I have been in the endless cycle of gaming for years but always found a way to hide it like we all have done. I hate the person i am who has always put gambling before my kids and partner and never really spoke about anything like this before. We all have a different value of money but the pain of the constant losses is now just too much. I really need to stop and never go back to this darkness. Any help or advice would be much appreciated.
My adiction and obsessions were a f orm of self abuse and neglect.
Having to tell lies means I was living in fear due to the pains that were in me.
Hated meant that I was not healing my pains.
Pains in my life caused fears in me that I did not fully understand.
I am a non religious person yet being in the recovery program I understand that my healthy conscience is based up on healthy spirtual values.
The lies I told hurt me and other people.
My lies were a betrayal of people trust of me.
The pains of the past caused me to live in fear f emotional itnimacy.
Living in denial I was not facing the truth about how unhealthy I was.
Living in denial only indicated how much fear I was living in.
Love and peace to every one.
Dave of Beckenham
Realizing what you did wrong is a step to recovery. Just focus more of your time and energy to the people who love and need you most. Give yourself time to heal as well, it's not easy and it would really take time but bear with the process and always keep your chin up! Always remember why you want to change. Wishing you all the best dear ❤️
I just can't wait until the day comes where I don't have to remember every word i say so I don't slip up. I wish so much there was an on and off button where the need to gamble would just disappear and the pain it has caused would just fade away. One day I'm hopeful that i will beat this for good.
You know "I just can't wait until the day comes where I don't have to remember every word i say so I don't slip up." this line strikes me hard that I am unable to read past it. Without sounding harsh or judgemental, does this mean you're having to lie constantly to hide your gambling addiction, subsequent losses, unexplained absences, etc.? If that is the case my friend, you are draining your vital life energy on maintaining addiction instead of using it on being truthful with yourself and your loved ones, and stopping this misery and despair called gambling addiction.
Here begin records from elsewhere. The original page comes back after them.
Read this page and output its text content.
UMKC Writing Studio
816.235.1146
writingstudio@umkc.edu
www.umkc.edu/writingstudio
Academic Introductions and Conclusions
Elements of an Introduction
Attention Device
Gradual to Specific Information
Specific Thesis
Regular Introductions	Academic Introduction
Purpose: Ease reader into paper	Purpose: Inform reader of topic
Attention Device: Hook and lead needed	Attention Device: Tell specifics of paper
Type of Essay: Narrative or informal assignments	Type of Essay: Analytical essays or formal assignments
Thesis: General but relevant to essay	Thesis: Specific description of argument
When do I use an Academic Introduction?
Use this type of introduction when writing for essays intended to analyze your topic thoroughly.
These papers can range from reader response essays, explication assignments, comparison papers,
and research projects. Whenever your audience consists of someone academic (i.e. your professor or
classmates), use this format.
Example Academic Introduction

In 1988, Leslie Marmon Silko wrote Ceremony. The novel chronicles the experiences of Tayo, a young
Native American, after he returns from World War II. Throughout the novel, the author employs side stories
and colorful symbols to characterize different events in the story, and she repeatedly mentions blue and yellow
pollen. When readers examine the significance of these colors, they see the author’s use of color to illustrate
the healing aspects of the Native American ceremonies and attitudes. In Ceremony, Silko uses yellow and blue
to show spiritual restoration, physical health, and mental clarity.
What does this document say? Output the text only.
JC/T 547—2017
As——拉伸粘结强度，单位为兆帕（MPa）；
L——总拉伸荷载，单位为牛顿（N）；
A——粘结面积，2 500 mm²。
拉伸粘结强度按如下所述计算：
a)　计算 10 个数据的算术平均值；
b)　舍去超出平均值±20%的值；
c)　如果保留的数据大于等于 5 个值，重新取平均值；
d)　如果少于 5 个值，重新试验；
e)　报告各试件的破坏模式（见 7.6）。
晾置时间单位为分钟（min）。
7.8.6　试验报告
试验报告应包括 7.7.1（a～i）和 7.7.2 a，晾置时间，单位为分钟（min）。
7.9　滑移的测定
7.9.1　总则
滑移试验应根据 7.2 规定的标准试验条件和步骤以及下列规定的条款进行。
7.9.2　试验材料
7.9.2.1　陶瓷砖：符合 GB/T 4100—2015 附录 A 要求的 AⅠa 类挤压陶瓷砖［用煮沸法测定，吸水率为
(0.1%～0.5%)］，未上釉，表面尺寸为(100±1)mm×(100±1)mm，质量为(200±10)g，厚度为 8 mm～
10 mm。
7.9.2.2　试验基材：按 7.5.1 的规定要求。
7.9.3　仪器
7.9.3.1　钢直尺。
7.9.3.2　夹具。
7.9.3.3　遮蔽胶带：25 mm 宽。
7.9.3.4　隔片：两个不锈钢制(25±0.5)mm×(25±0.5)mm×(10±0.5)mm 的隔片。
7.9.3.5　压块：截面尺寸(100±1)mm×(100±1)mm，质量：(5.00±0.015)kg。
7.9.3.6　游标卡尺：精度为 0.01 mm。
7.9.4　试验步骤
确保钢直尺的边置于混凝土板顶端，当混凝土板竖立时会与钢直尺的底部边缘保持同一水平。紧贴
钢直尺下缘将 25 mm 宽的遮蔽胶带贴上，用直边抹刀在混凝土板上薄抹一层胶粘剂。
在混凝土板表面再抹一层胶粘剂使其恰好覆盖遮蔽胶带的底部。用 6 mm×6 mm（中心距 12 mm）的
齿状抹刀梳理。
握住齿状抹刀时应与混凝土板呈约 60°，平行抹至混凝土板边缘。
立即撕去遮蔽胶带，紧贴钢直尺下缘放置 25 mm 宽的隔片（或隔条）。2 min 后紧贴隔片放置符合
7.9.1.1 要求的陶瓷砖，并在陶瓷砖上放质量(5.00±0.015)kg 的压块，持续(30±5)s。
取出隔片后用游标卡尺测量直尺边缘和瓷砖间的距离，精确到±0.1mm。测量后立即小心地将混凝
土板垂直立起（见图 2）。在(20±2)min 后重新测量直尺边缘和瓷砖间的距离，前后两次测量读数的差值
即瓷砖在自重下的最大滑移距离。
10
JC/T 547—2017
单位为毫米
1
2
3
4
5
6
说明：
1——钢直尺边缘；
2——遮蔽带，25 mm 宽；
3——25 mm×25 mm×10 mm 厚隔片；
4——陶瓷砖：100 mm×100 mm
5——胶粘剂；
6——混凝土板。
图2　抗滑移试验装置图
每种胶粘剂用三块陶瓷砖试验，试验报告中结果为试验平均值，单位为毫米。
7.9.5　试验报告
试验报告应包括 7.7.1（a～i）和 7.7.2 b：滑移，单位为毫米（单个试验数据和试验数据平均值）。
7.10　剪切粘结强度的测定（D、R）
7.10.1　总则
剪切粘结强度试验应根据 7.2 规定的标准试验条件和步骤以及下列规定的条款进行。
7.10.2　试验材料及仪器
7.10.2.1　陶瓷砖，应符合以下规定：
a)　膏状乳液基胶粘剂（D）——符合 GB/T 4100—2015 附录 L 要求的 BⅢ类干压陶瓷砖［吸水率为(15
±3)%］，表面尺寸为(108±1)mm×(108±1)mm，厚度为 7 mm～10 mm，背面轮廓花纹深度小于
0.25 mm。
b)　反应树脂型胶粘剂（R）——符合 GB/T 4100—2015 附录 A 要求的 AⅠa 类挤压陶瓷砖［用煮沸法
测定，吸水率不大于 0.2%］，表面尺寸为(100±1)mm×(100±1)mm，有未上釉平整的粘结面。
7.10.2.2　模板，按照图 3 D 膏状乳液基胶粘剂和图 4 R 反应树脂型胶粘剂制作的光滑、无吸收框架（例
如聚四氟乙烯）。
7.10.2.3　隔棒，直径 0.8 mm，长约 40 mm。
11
Dr. Gabor Mate, a holocaust surviving physician who specializes in addictions, once said "Running away from pain creates more pain." It certainly rings true in your case. Maintaining what you set out to do in the long term is impossible, nor is it healthy. I do understand you though, I have been a compulsive gambler on and off myself for 20 years and I did things in the past an average person wouldn't do because it's morally wrong - such as taking a credit card out and using everything on it to gamble. I remember feeling devastated afterwards, but my wife was more devastated and disappointed with me when I told her. I had to face the music, there was no other way. I committed wrong and had to take responsibility for my action. Once the dust settled, she came around to forgive me, only because I had told her before she found out but she firmly told me that she couldn't continue living like this and it was a wake-up call to me.
I appreciate that I don't know your life situation, but, I know this much that no one likes being dishonest to, and you wouldn't like it. So, give yourself a chance and be truthful with your partner about your addiction, take this heavy load off your shoulders. Don't try and fight it alone. But, before doing that you need to use stopping tools such as calling Gamcare for advice, Gamstop, self-exclusions, gambling locks on bank accounts, Moses for shops if you are in the UK, the whole lot. Being accountable and honest is the essential ingredient for stopping gambling addiction and having a life without it. Because, as I learned with experience, I cannot call it a life with active gambling addiction.
My apologies for the long reply, but I care about every person who posts here and trying to stop gambling addiction from ruining their lives which it will, even though I can't reply to everyone's posts.
I wish you all the best of everything.
Sorry, above the sentence should have been "such as taking a credit card out in my wife's name and using it to gamble."
Not that clarifying this makes me feel any better, as nothing regarding gambling addiction is positive, except, maybe the lessons it teaches you and the consequant alterations in your character and general demeanour.